HNW: Seharusnya Menag Hentikan Sertifikasi Penceramah!

HNW: Seharusnya Menag Hentikan Sertifikasi Penceramah!
Wakil Ketua Majelis Permusyawaratan Rakyat Republik Indonesia (MPR RI) Dr. H. M Hidayat Nur Wahid. Foto: Humas MPR RI

jpnn.com, JAKARTA - Wakil Ketua MPR-RI Hidayat Nur Wahid meminta Kementerian Agama menyudahi atau menghentikan kontroversi soal sertifikasi penceramah yang tidak produktif dan justru menimbulkan keresahan dan polemik, serta memicu penolakan oleh masyarakat luas seperti Muhammadiyah, MUI (Sekum), bahkan ditolak oleh Tokoh Non-Muslim seperti Christ Wamena dan lain-lainnya.

Menurut HNW, pemunculan program yang kontroversial, tidak adil, dan tendensius tersebut sangat tidak tepat di tengah keprihatinan umat dan bangsa yang sedang tertimpa musibah Covid-19, dan pernyataan-pernyataan Presiden Jokowi agar semua pihak fokus dan sibuk mengurusi covid-19.

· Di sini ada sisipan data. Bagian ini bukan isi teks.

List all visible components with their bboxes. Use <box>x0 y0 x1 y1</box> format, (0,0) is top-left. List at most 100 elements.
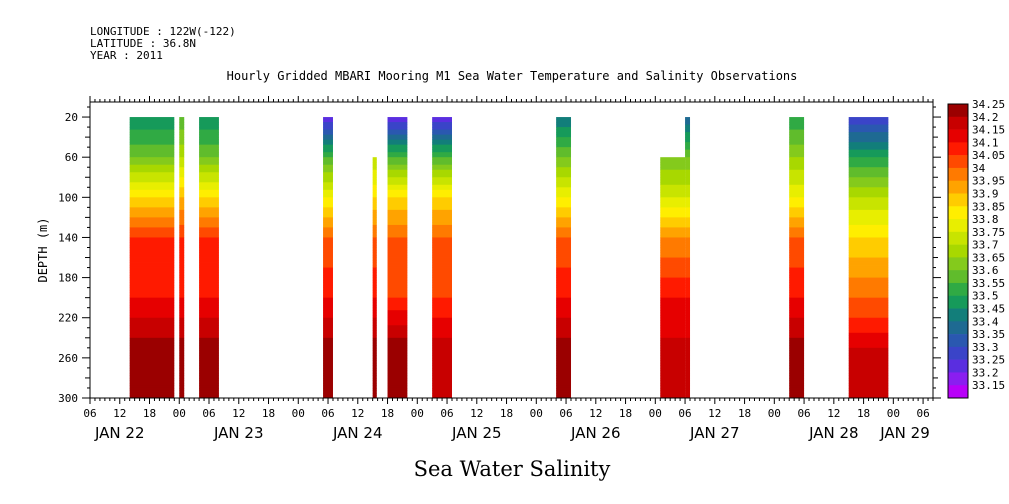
salinity-cell <box>387 142 408 146</box>
salinity-cell <box>432 224 452 228</box>
salinity-cell <box>789 295 805 299</box>
salinity-cell <box>129 192 175 196</box>
salinity-cell <box>372 234 377 238</box>
salinity-cell <box>372 272 377 276</box>
salinity-cell <box>789 355 805 359</box>
salinity-cell <box>372 305 377 309</box>
salinity-cell <box>432 350 452 354</box>
salinity-cell <box>685 390 691 394</box>
salinity-cell <box>556 222 572 226</box>
salinity-cell <box>848 285 889 289</box>
salinity-cell <box>129 234 175 238</box>
salinity-cell <box>848 300 889 304</box>
salinity-cell <box>323 117 333 120</box>
salinity-cell <box>372 174 377 178</box>
salinity-cell <box>848 302 889 306</box>
salinity-cell <box>129 204 175 208</box>
salinity-cell <box>179 202 185 206</box>
salinity-cell <box>789 132 805 136</box>
salinity-cell <box>432 124 452 128</box>
salinity-cell <box>179 310 185 314</box>
salinity-cell <box>660 340 686 344</box>
salinity-cell <box>179 162 185 166</box>
salinity-cell <box>387 262 408 266</box>
salinity-cell <box>323 207 333 211</box>
salinity-column-3 <box>323 117 333 399</box>
salinity-cell <box>660 172 686 176</box>
salinity-cell <box>432 202 452 206</box>
salinity-cell <box>387 290 408 294</box>
salinity-cell <box>323 222 333 226</box>
salinity-cell <box>129 159 175 163</box>
salinity-cell <box>387 177 408 181</box>
salinity-cell <box>660 315 686 319</box>
salinity-cell <box>199 167 219 171</box>
colorbar-label: 34.25 <box>972 98 1005 111</box>
salinity-cell <box>432 297 452 301</box>
salinity-cell <box>556 124 572 128</box>
salinity-cell <box>789 267 805 271</box>
salinity-cell <box>789 327 805 331</box>
salinity-cell <box>372 310 377 314</box>
salinity-cell <box>848 124 889 128</box>
salinity-cell <box>387 129 408 133</box>
salinity-cell <box>179 172 185 176</box>
salinity-cell <box>129 127 175 130</box>
salinity-cell <box>179 382 185 386</box>
salinity-cell <box>848 207 889 211</box>
plot-data-layer <box>129 117 889 399</box>
salinity-cell <box>129 335 175 339</box>
salinity-cell <box>432 367 452 371</box>
salinity-cell <box>179 315 185 319</box>
salinity-cell <box>179 177 185 181</box>
colorbar-swatch <box>948 346 968 360</box>
salinity-cell <box>323 355 333 359</box>
salinity-cell <box>848 260 889 263</box>
salinity-cell <box>848 247 889 251</box>
salinity-cell <box>660 159 686 163</box>
salinity-cell <box>129 212 175 216</box>
salinity-cell <box>387 197 408 201</box>
salinity-cell <box>387 164 408 168</box>
salinity-cell <box>432 172 452 176</box>
salinity-cell <box>660 387 686 391</box>
salinity-cell <box>179 257 185 261</box>
salinity-cell <box>556 327 572 331</box>
salinity-cell <box>556 127 572 130</box>
salinity-cell <box>556 157 572 161</box>
y-tick-label: 140 <box>58 231 78 244</box>
salinity-cell <box>685 382 691 386</box>
salinity-cell <box>387 187 408 191</box>
salinity-cell <box>660 257 686 261</box>
salinity-cell <box>129 272 175 276</box>
x-tick-label: 00 <box>887 407 900 420</box>
salinity-cell <box>387 382 408 386</box>
salinity-cell <box>685 265 691 268</box>
salinity-cell <box>199 372 219 376</box>
x-day-label: JAN 25 <box>451 424 502 442</box>
axis-layer: 06 12 18 00 06 12 18 00 06 12 18 00 06 12 18 00 06 12 18 00… <box>58 96 941 442</box>
salinity-cell <box>199 184 219 188</box>
salinity-cell <box>199 164 219 168</box>
salinity-cell <box>387 192 408 196</box>
salinity-cell <box>129 395 175 399</box>
salinity-cell <box>129 265 175 268</box>
salinity-cell <box>789 332 805 336</box>
salinity-cell <box>199 204 219 208</box>
salinity-cell <box>556 305 572 309</box>
salinity-cell <box>199 265 219 268</box>
salinity-cell <box>179 395 185 399</box>
salinity-cell <box>129 290 175 294</box>
salinity-cell <box>556 347 572 351</box>
salinity-cell <box>179 144 185 148</box>
salinity-cell <box>372 355 377 359</box>
salinity-cell <box>685 137 691 141</box>
salinity-cell <box>129 134 175 138</box>
salinity-cell <box>789 370 805 374</box>
salinity-cell <box>179 219 185 223</box>
salinity-cell <box>387 209 408 213</box>
salinity-cell <box>848 255 889 258</box>
colorbar-label: 33.15 <box>972 379 1005 392</box>
salinity-cell <box>372 275 377 278</box>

“Sekalipun saya setuju untuk terus mengarus-utamakan ceramah dan laku Agama yang moderat/wasathiyah, tidak radikal/tathorruf, dan orientasinya menghadirkan rahmatan lil alamin, yang semestinya Menag dan Kemenag memberikan keteladanan lebih dulu, bukan dengan mewacanakan sertifikasi. Apalagi program yang kontroversial itu juga bisa hadirkan keresahan sosial di kalangan Umat, yang tidak membantu hadirkan penguatan imunitas untuk atasi Covid-19,”’ kata Hidayat dalam keterangan tertulisnya di Jakarta, Senin (7/9).

Hidayat yang juga anggota DPR RI Komisi VIII ini mengkritisi dan mengingatkan, bahwa program sertifikasi penceramah tidak pernah muncul dalam program kerja maupun prioritas rencana kerja Kementerian Agama beserta anggarannya yang disampaikan Kemenag ke DPR. Karenanya program ini juga belum pernah dibahas dan disetujui oleh komisi VIII DPR-RI.

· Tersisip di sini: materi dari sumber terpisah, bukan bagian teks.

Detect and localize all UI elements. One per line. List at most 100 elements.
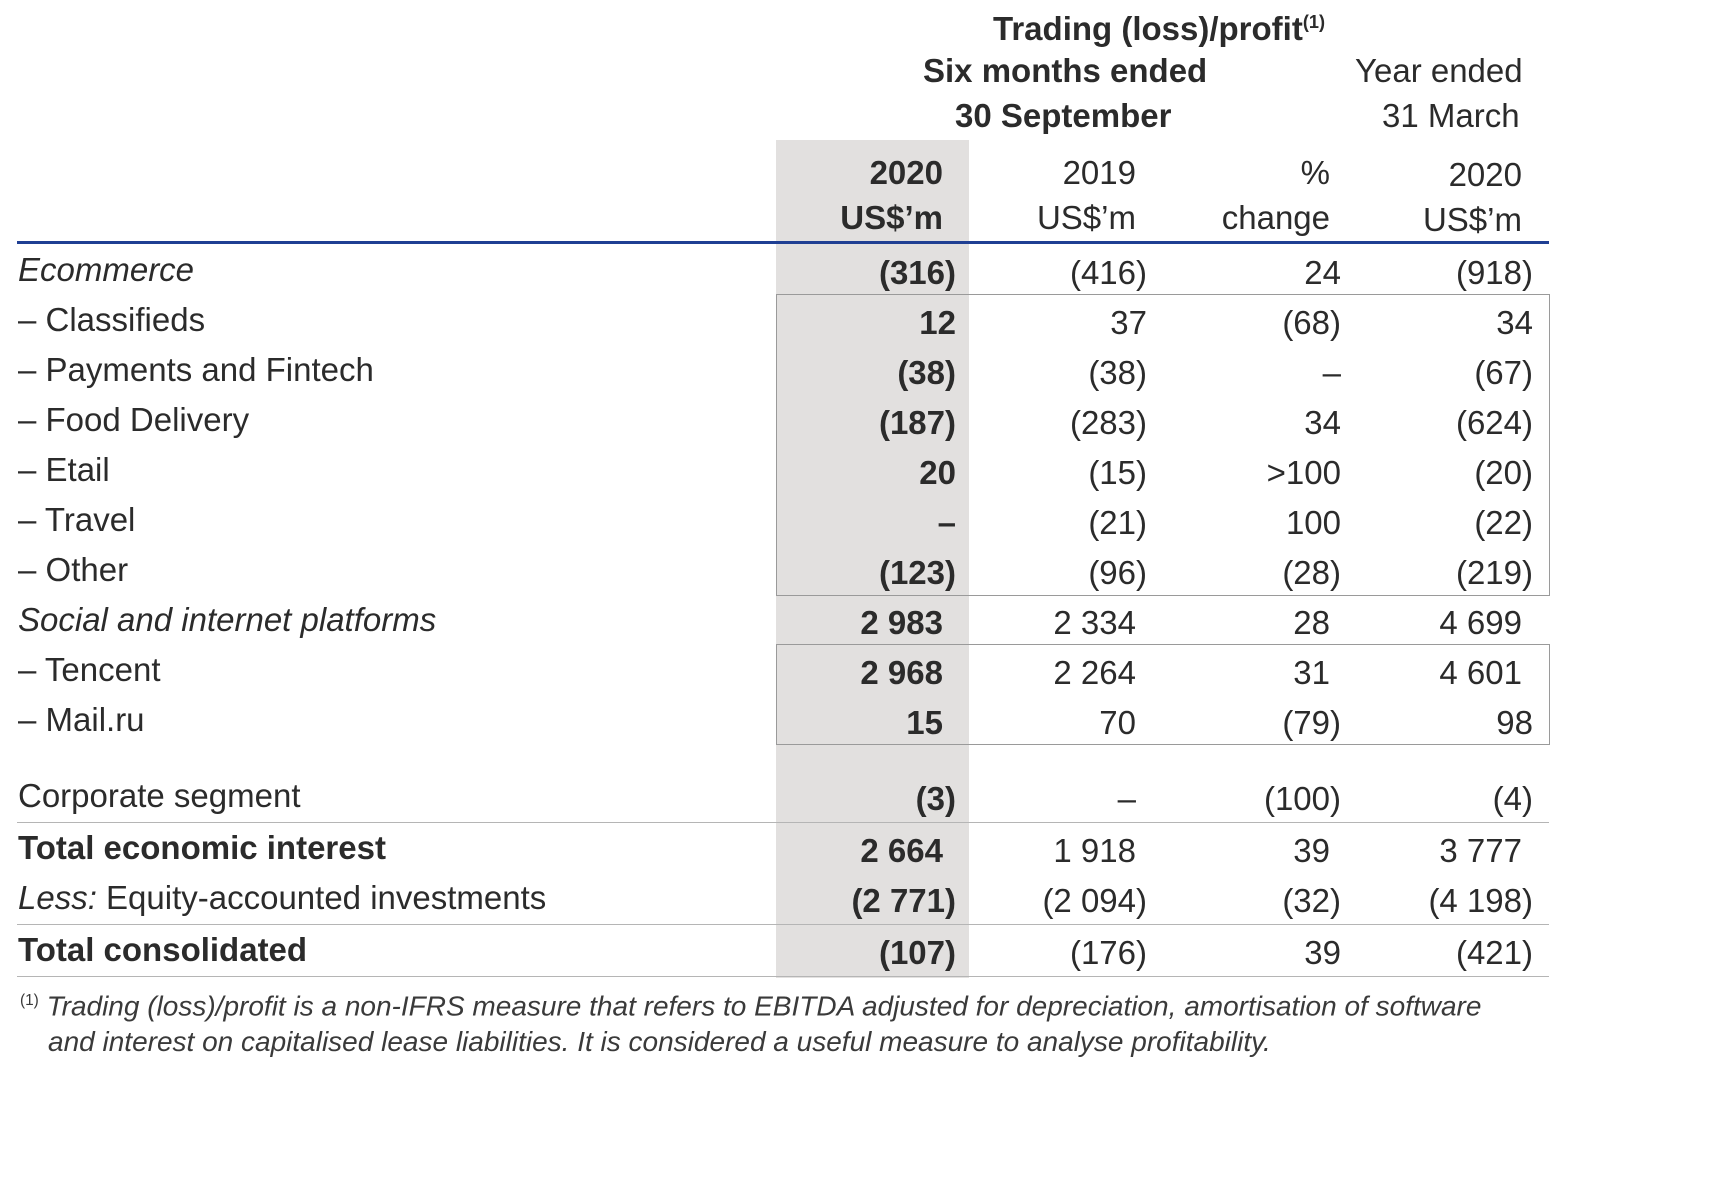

HNW mempertanyakan Kemenag yang sangat bersemangat menggulirkan wacana ini dan membuatnya seolah-olah program yang sangat prioritas, tetapi tak pernah mengajukannya sebagai program apalagi program kerja prioritas. Padahal sejak dari awal raker Menag dengan komisi VIII DPR, selalu saja DPR mengkritik keras dan menolak wacana soal “radikalisme yang tak ada definisi dan ukurannya” yang diwacanakan oleh Menag.

Tetapi sejak itu pun, tak pernah Kemenag menyampaikan program prioritas maupun non prioritas terkait sertifikasi penceramah dikaitkan dengan isu radikalisme, untuk dibahas dan disetujui oleh Komisi VIII DPR RI.

“Lantas, bagaimana program ini bisa muncul dan dilaksanakan? Bagaimana legalitasnya? Siapa yang membiayainya? Untuk kepentingan apa dan siapa?,” tanya Hidayat.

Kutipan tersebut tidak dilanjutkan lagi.